Influenza vaccination in kids
Should we routinely immunise preschoolers against influenza?
Influenza is one of the most common reasons for young children to present to hospital and to be admitted.
Primarily this occurs for investigation and management of fever with coryzal symptoms but also includes other presentations such as viral-induced wheezing, asthma, bronchiolitis, pneumonia and croup.
In fact, it has been established that asthma, and in particular the viral-induced wheezing phenotype in the preschool age, is one of the most common chronic underlying medical conditions in children.
Children with asthma have a higher rate of hospitalisation than children without asthma when they have influenza.
Moreover, the cost of the care of children with influenza virus infection is likely to be many hundreds of millions of dollars annually.
A recent report, by Dawood and colleagues from the US Centers for Disease Control and Prevention, examined the demographics of children with asthma who required hospitalisation with seasonal influenza (influenza A or B) or pandemic influenza A (H1N1) between 2003 and 2009.
Approximately 32% of children (aged over two years) hospitalised with asthma in this study had seasonal influenza, but the proportion rose to 44% during 2009 with the H1N1 pandemic influenza strain.
With the pandemic strain in 2009, statistically significantly more children than in earlier years required admission to intensive care (22% vs 16%), more developed pneumonia (46% vs 40%), but equal proportions developed respiratory failure (5%) or died (1%).

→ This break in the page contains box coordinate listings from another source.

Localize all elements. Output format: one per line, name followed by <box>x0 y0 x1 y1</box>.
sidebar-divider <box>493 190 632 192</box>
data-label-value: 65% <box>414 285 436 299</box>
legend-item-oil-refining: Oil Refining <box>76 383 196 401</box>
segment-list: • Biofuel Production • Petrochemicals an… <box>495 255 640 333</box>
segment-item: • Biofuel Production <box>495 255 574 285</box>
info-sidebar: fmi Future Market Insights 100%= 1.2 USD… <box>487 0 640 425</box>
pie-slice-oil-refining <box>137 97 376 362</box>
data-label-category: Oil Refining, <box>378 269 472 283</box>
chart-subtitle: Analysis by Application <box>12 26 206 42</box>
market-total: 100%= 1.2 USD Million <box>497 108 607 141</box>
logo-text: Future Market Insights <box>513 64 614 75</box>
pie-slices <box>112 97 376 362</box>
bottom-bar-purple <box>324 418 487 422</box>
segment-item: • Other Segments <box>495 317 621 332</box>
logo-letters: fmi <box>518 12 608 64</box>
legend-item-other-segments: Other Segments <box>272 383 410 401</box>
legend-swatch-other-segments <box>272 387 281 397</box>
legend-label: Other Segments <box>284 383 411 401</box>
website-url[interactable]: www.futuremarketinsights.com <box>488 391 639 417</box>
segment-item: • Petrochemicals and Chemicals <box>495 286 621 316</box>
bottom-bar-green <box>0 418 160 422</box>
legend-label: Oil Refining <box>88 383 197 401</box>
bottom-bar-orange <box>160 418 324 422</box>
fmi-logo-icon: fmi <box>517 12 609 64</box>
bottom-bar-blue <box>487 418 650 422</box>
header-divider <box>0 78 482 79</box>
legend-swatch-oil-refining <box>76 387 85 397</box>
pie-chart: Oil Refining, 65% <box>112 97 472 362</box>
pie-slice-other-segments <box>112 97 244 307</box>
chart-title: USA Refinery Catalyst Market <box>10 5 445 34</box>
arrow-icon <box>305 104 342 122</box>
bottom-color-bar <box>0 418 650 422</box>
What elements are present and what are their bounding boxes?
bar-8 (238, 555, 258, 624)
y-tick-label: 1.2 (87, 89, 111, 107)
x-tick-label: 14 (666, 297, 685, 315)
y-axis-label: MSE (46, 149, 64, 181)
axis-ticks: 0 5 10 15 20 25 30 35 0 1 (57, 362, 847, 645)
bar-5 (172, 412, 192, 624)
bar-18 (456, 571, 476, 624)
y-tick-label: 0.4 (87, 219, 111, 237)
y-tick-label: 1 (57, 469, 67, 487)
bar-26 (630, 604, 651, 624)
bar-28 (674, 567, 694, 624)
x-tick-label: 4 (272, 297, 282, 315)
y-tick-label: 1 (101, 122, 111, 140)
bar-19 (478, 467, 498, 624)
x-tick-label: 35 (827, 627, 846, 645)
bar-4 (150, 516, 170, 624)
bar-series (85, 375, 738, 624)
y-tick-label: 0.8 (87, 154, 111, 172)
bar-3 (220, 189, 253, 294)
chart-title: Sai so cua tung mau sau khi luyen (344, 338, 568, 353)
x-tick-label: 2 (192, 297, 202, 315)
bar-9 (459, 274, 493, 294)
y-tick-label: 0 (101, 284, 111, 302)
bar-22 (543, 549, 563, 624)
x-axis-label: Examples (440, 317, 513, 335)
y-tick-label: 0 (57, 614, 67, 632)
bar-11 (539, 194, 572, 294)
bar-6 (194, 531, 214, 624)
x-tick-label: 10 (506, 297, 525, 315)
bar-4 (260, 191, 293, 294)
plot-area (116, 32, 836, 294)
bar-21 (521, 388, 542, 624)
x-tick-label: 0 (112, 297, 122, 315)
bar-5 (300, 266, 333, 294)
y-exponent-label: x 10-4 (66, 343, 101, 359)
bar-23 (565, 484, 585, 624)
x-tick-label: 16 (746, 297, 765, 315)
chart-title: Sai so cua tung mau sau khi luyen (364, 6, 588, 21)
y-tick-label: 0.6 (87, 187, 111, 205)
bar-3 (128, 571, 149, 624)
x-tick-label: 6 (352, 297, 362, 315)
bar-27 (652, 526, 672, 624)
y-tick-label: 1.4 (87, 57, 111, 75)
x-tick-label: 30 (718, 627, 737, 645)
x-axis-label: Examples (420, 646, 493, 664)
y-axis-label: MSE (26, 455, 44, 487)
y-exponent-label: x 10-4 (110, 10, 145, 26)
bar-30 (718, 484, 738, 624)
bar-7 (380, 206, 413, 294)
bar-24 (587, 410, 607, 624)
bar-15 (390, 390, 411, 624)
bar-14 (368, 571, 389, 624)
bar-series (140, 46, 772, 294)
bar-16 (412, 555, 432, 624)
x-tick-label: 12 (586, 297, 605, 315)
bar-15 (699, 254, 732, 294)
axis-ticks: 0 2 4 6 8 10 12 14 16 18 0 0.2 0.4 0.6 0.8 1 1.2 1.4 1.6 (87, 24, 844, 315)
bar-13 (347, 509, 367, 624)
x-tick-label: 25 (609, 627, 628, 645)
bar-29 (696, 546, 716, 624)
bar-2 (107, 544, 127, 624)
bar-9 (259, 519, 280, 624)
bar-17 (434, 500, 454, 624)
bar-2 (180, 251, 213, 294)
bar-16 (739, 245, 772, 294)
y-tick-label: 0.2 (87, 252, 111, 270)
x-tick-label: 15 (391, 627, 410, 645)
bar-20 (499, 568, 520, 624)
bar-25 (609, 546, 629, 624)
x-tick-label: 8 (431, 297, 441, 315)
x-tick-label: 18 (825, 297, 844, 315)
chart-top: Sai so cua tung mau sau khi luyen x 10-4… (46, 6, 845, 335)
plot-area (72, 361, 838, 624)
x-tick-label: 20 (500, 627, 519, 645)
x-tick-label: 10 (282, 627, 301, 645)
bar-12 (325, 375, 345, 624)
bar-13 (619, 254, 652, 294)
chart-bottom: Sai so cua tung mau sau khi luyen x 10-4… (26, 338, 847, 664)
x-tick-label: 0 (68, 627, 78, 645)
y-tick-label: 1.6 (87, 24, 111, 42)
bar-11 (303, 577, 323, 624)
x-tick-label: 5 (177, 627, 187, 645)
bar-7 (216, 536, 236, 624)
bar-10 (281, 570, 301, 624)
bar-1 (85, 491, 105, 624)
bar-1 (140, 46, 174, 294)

Interestingly, significantly more children with influenza A (seasonal or pandemic) had diagnoses of asthma exacerbations than those with influenza B (51% vs 29%).
The study confirmed other studies that have shown that all influenza has a high burden for young children and especially those with asthma who are more likely to be hospitalised in the preschool years.
It is now clear that the pandemic influenza H1N1 was not the dreaded infection it was first feared for children. It has emerged somewhat unexpectedly that pregnant women were disproportionately more severely compromised by their infection.
This has been attributed to their relative immune compromise (to avoid rejection of their fetus) during pregnancy, which made them somehow more susceptible to pandemic influenza infection.
Obviously, the interplay between infected young children and their mothers is of importance with the high rates of transmission of the H1N1 virus.
As we reflect upon the consequences of the H1N1 pandemic for children, there is an opportunity to think more broadly about the role of influenza immunisation in young children.
Vaccination against influenza is available for children six months of age and older in Australia, and is recommended for Indigenous children and those children with chronic cardiac and respiratory conditions.
Since the H1N1 pandemic, broader uptake for the vaccination has been actively encouraged by medical authorities.
However, the uptake rate for children in Australia is currently around 10%.
The uptake has been less than anticipated for several reasons, including limited access to the vaccine for those who may benefit most, delivery of vaccine in multidose vials and side-effects of one vaccine brand.
Perhaps with better implementation strategies, these factors can be overcome.
Preschool children, and the elderly who are already advised to be vaccinated, are 3–4 times more likely than people aged 5–65 years of age to be hospitalised with influenza, based on data from WA (data courtesy of Professor Peter McIntyre, NCIRS).
It may be time to consider broadening the vaccination schedule to include all preschool children as well as the elderly.
Who knows, an initiative to improve the health of children, which will protect adults, may also prove cost effective.